Elimdeki bıçağı sertçe kavradım. İkisi de oldukça yanıma yaklaştılar.Bir şeyler geveliyorlardı ama o kadar sarhoşlardı ki anlaşılmıyordu.

Bir tanesi bedenime elini sürmeye çalıştığında elimdeki bıçağı eline sapladım ve bıçağımı bu pislik için kullanmış oldum.

Adam bağırmaya başlamıştı.

Diğeri ise daha da kızmış olacak ki hemen bana atıldı. Onunda karnına tekme attım sendeledi ama düşmedi. Bu kafayla nasıl düşmediğine şaşırmıştım.

Elinde bıçak saplı olan da ayağa kalktığında bu sefer söylediği şeyi anlamıştım.

"Tu as fini, chérie." ( İşin bitti güzelim. )

​​​​O sırada adamların arkasından gelen bir ses duydum.

" Allez à partir de là" ( Hadi oradan )

Dedi ve gördüğüm yüz adamı yere attı ve yumruklamaya başladı.

" Tu as tellement de chance que le dernier visage que tu verras soit celui de cette belle fille, mais maintenant je vais aussi lui arracher les yeux. " ( Gördüğün son yüz bu güzel kızın yüzü olacağı için o kadar şanslısın ki, ama şimdi o gözlerini de oyacağım. )

İlk, olayın şokunda olduğum için tepki veremesem de Arın' a saldırmaya çalışan ikinci şerefsizin işini de ben hallettim. İkisininde haşatı çıkıncaya kadar dövmüştü.

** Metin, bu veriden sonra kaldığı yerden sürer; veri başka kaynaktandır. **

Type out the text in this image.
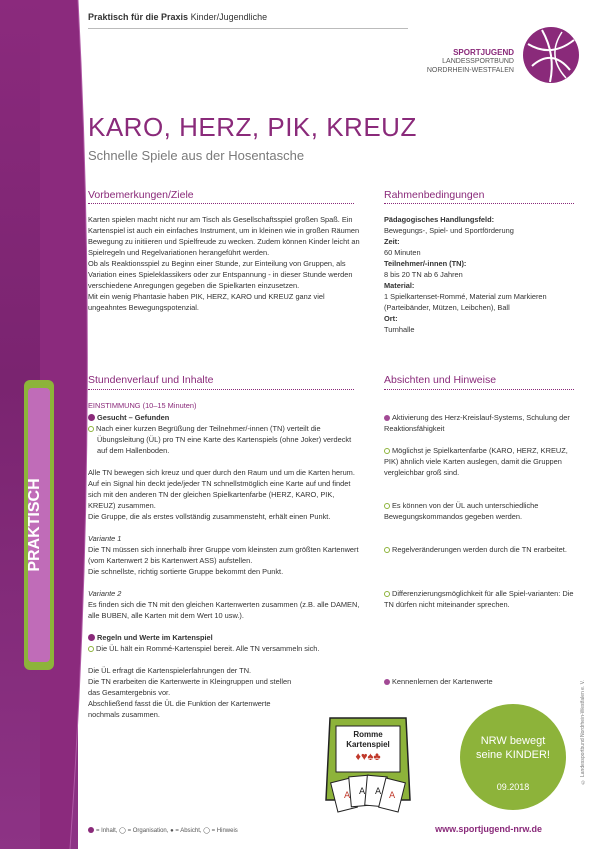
PRAKTISCH
Praktisch für die Praxis Kinder/Jugendliche
SPORTJUGEND
LANDESSPORTBUND
NORDRHEIN-WESTFALEN
KARO, HERZ, PIK, KREUZ
Schnelle Spiele aus der Hosentasche
Vorbemerkungen/Ziele

Karten spielen macht nicht nur am Tisch als Gesellschaftsspiel großen Spaß. Ein Kartenspiel ist auch ein einfaches Instrument, um in kleinen wie in großen Räumen Bewegung zu initiieren und Spielfreude zu wecken. Zudem können Kinder leicht an Spielregeln und Regelvariationen herangeführt werden.

Ob als Reaktionsspiel zu Beginn einer Stunde, zur Einteilung von Gruppen, als Variation eines Spieleklassikers oder zur Entspannung - in dieser Stunde werden verschiedene Anregungen gegeben die Spielkarten einzusetzen.

Mit ein wenig Phantasie haben PIK, HERZ, KARO und KREUZ ganz viel ungeahntes Bewegungspotenzial.

Rahmenbedingungen

Pädagogisches Handlungsfeld:

Bewegungs-, Spiel- und Sportförderung

Zeit:

60 Minuten

Teilnehmer/-innen (TN):

8 bis 20 TN ab 6 Jahren

Material:

1 Spielkartenset-Rommé, Material zum Markieren (Parteibänder, Mützen, Leibchen), Ball

Ort:

Turnhalle

Stundenverlauf und Inhalte
EINSTIMMUNG (10–15 Minuten)

Gesucht – Gefunden

Nach einer kurzen Begrüßung der Teilnehmer/-innen (TN) verteilt die Übungsleitung (ÜL) pro TN eine Karte des Kartenspiels (ohne Joker) verdeckt auf dem Hallenboden.

Alle TN bewegen sich kreuz und quer durch den Raum und um die Karten herum. Auf ein Signal hin deckt jede/jeder TN schnellstmöglich eine Karte auf und findet sich mit den anderen TN der gleichen Spielkartenfarbe (HERZ, KARO, PIK, KREUZ) zusammen.

Die Gruppe, die als erstes vollständig zusammensteht, erhält einen Punkt.

Variante 1

Die TN müssen sich innerhalb ihrer Gruppe vom kleinsten zum größten Kartenwert (vom Kartenwert 2 bis Kartenwert ASS) aufstellen.

Die schnellste, richtig sortierte Gruppe bekommt den Punkt.

Variante 2

Es finden sich die TN mit den gleichen Kartenwerten zusammen (z.B. alle DAMEN, alle BUBEN, alle Karten mit dem Wert 10 usw.).

Regeln und Werte im Kartenspiel

Die ÜL hält ein Rommé-Kartenspiel bereit. Alle TN versammeln sich.

Die ÜL erfragt die Kartenspielerfahrungen der TN.

Die TN erarbeiten die Kartenwerte in Kleingruppen und stellen das Gesamtergebnis vor.

Abschließend fasst die ÜL die Funktion der Kartenwerte nochmals zusammen.

Absichten und Hinweise
Aktivierung des Herz-Kreislauf-Systems, Schulung der Reaktionsfähigkeit
Möglichst je Spielkartenfarbe (KARO, HERZ, KREUZ, PIK) ähnlich viele Karten auslegen, damit die Gruppen vergleichbar groß sind.
Es können von der ÜL auch unterschiedliche Bewegungskommandos gegeben werden.
Regelveränderungen werden durch die TN erarbeitet.
Differenzierungsmöglichkeit für alle Spiel-varianten: Die TN dürfen nicht miteinander sprechen.
Kennenlernen der Kartenwerte
A A A A
Romme
Kartenspiel
♦♥♠♣
NRW bewegt
seine KINDER!
09.2018
© Landessportbund Nordrhein-Westfalen e. V.
= Inhalt, ◯ = Organisation, ● = Absicht, ◯ = Hinweis	www.sportjugend-nrw.de
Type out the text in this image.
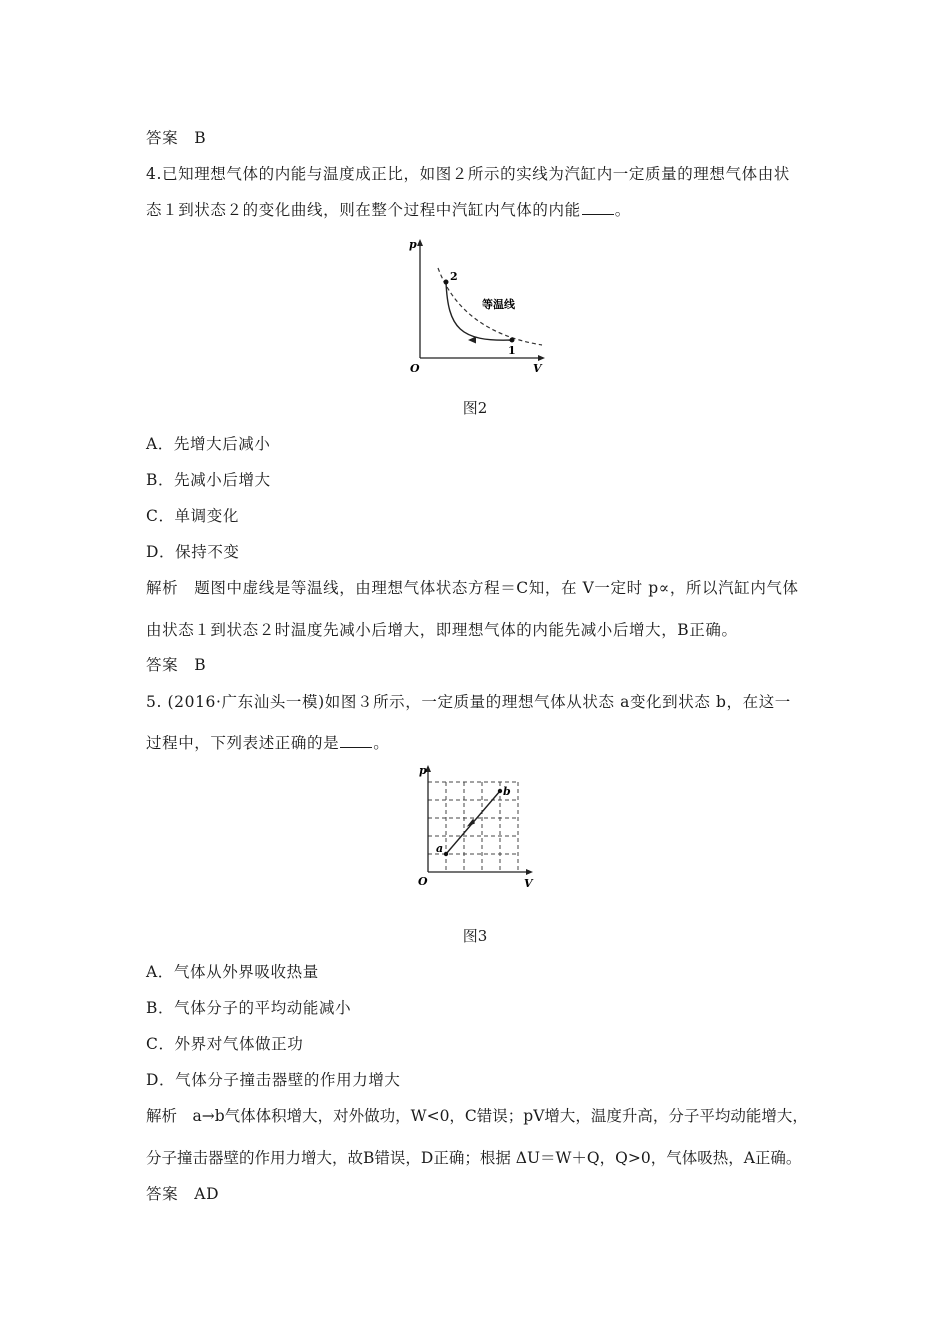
答案　B
4.已知理想气体的内能与温度成正比，如图２所示的实线为汽缸内一定质量的理想气体由状
态１到状态２的变化曲线，则在整个过程中汽缸内气体的内能 。
p
V
O
2
1
等温线
图2
A．先增大后减小
B．先减小后增大
C．单调变化
D．保持不变
解析　题图中虚线是等温线，由理想气体状态方程＝C知，在 V一定时 p∝，所以汽缸内气体
由状态１到状态２时温度先减小后增大，即理想气体的内能先减小后增大，B正确。
答案　B
5. (2016·广东汕头一模)如图３所示，一定质量的理想气体从状态 a变化到状态 b，在这一
过程中，下列表述正确的是 。
p
V
O
a
b
图3
A．气体从外界吸收热量
B．气体分子的平均动能减小
C．外界对气体做正功
D．气体分子撞击器壁的作用力增大
解析　a→b气体体积增大，对外做功，W<0，C错误；pV增大，温度升高，分子平均动能增大，
分子撞击器壁的作用力增大，故B错误，D正确；根据 ΔU＝W＋Q，Q>0，气体吸热，A正确。
答案　AD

En sonunda ikisininde öldüğünden emin olunca ilk bana sonra da kanlı ellerine ( beni kurtarmak için dövdüğü adamların kanları olan ellerine baktı. ) Daha birkaç gün önce beni kurtarmaya gelmeyen Arın şimdi neden beni iki sarhoştan kuruyordu anlamış değildim.

" Demek bu örgütte kalmanı sağlayacak bir etmen yok. Öyle mi?''

" Hıhı "

" Güzel, gidelim. " Dedi ve ellerini tutmam için bana uzattı. Belki de tutmamı bekledi ama tutmadım. Onun ellerini tutmadan ilerledim. O ise arkamdan bir süre bana baktı sonra hızlı adımlarla yanıma gelip bana baktı.

" Daha iki gün önce bana ihanet eden birinin elini tutacağımı düşünecek kadar saf olmadığını düşünüyorum Fransız Mafya. "

" Belki de öyleyim, safım. "

" Yemezler artık o ayakları Arın, bir kere daha aynı tuzağa düşmem ben. O yüzden tekrar yakınlaşıp sonra ders iki mafyanın yakınlaşmasına inanma demeni istemiyorum. "

" Ya gerçekten duygular besliyorsam. "

" Hayatımda sana ayrılan ufacık bir alan bile olmadığını bilmeni isterim."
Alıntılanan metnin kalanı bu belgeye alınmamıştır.